If you really want performance, please write your code in binary, then you have no compiler, no runtime just plain binary code, it will be fast but unreadable
Its a stupid take, to dismisy java and JuSt UsE RuSt. We chose java for a reason, we want to get going with development, that cant be done with slowly building up a rust team. As they are already bussy on lemmy. So it would be just a fight for developers too.
Its a stupid take, to dismisy java and JuSt UsE RuSt.
Isn't Sublinks more like dismissing Rust and saying "JuSt UsE JaVa" to use your own words? I mean Lemmy is already there with Rust and development is already going with an existing Rust team. If all the Sublinks devs wanted was to improve mod tools, it'd probably take much less time to just learn Rust and start contributing to Lemmy. But I suspect that just improving mod tools is just part of the motivation and the real motivation is to not depend on the existing Lemmy devs and use Java instead of Rust (i.e. "JuSt UsE JaVa").
To be clear, they are totally welcome to do that, but it sounds kinda weird to argue that people are saying "JuSt UsE RuSt" in some sarcastic manner when that is what is already there and is being used.

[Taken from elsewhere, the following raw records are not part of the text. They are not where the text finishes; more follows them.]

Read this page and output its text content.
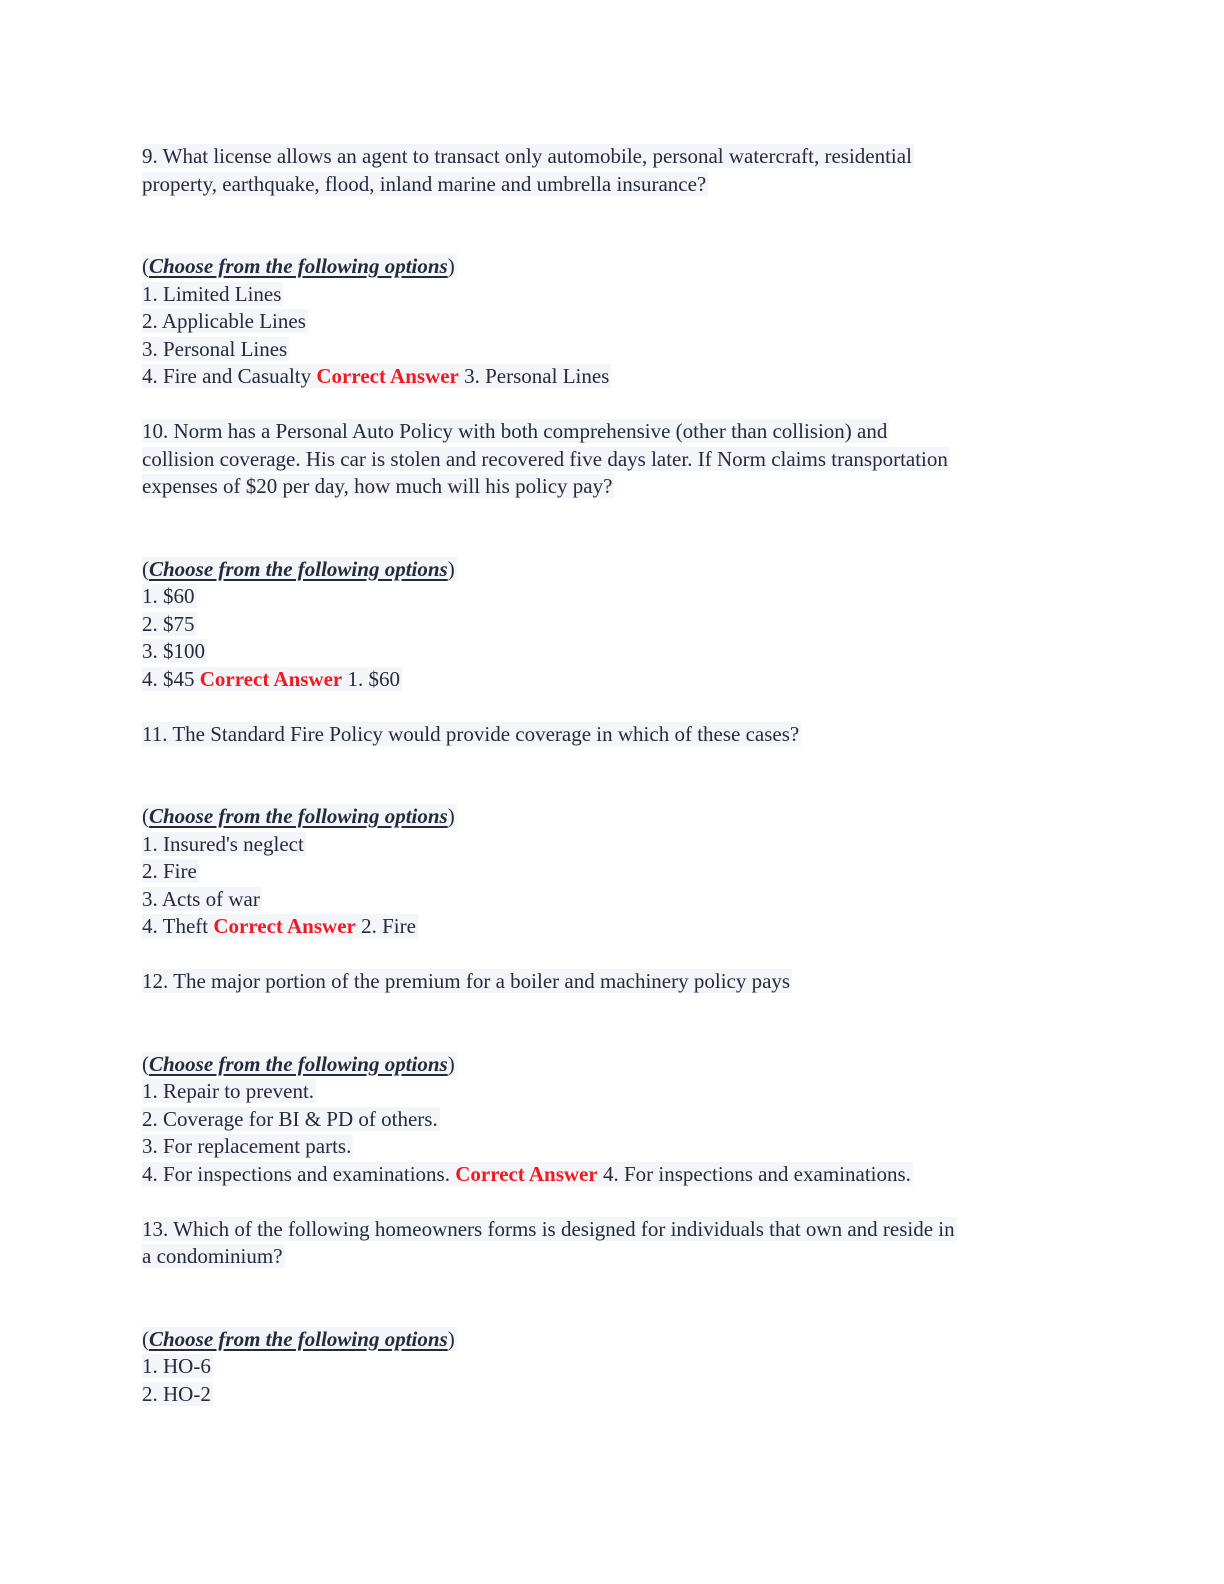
9. What license allows an agent to transact only automobile, personal watercraft, residential
property, earthquake, flood, inland marine and umbrella insurance?
(Choose from the following options)
1. Limited Lines
2. Applicable Lines
3. Personal Lines
4. Fire and Casualty Correct Answer 3. Personal Lines
10. Norm has a Personal Auto Policy with both comprehensive (other than collision) and
collision coverage. His car is stolen and recovered five days later. If Norm claims transportation
expenses of $20 per day, how much will his policy pay?
(Choose from the following options)
1. $60
2. $75
3. $100
4. $45 Correct Answer 1. $60
11. The Standard Fire Policy would provide coverage in which of these cases?
(Choose from the following options)
1. Insured's neglect
2. Fire
3. Acts of war
4. Theft Correct Answer 2. Fire
12. The major portion of the premium for a boiler and machinery policy pays
(Choose from the following options)
1. Repair to prevent.
2. Coverage for BI & PD of others.
3. For replacement parts.
4. For inspections and examinations. Correct Answer 4. For inspections and examinations.
13. Which of the following homeowners forms is designed for individuals that own and reside in
a condominium?
(Choose from the following options)
1. HO-6
2. HO-2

And no one of the sublinks team can do rust really, so it was just a matter of what languages can be learned faster and/or have already good knowledge about a programming language.
Nutomic, one of the main Lemmy devs, didn't know Rust either when he started contributing. It's really not so difficult to learn as it seems.

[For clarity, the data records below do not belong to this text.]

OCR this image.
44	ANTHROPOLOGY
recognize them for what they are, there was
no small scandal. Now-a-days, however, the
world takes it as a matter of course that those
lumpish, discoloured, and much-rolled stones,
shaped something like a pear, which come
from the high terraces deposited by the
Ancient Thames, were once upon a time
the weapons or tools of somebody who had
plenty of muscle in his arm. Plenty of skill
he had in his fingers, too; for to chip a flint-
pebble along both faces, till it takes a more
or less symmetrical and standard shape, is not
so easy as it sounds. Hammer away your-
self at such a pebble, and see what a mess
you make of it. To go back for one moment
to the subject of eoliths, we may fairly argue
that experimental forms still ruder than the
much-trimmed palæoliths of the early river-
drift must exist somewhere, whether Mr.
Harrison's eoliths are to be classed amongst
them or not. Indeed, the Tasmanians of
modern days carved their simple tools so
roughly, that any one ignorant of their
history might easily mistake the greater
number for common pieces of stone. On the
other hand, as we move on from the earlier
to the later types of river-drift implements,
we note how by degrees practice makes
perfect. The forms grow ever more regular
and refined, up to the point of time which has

I'd love to help anyone learn btw. I unfortunately don't have the time to contribute to Lemmy myself but I love teaching so if anyone would like to learn some Rust, hit me up.
Don't tempt me. I've been meaning to put together a simple Rust API for ages and just haven't gotten around to it. AI was still bad at Rust when I last tried, making up crates, etc.
I've read, uh, half the Rust book. So I get the basic concepts.
Especially not when deciding on libraries, etc, there's literally been supply chain attacks creating fake libraries with the same fake names that chatgpt wrongly suggests
way to tell devs to fuck off and stop complaining. ngl I'm interested in this space, know java well, and still was immediately turned off by Java. SPRING BOOT no less. does your internal team work with anybody that has experience in building TEAMS and not just software? if you did, you guys should know what devs want and it's NOT writing java sb for free. this is a bad take, especially coming from an engineering leader.
Java isn't inherently better at running as a distributed system than any other language is. If you want a service that can horizontally scale infinitely, learn Erlang and use the BEAM VM.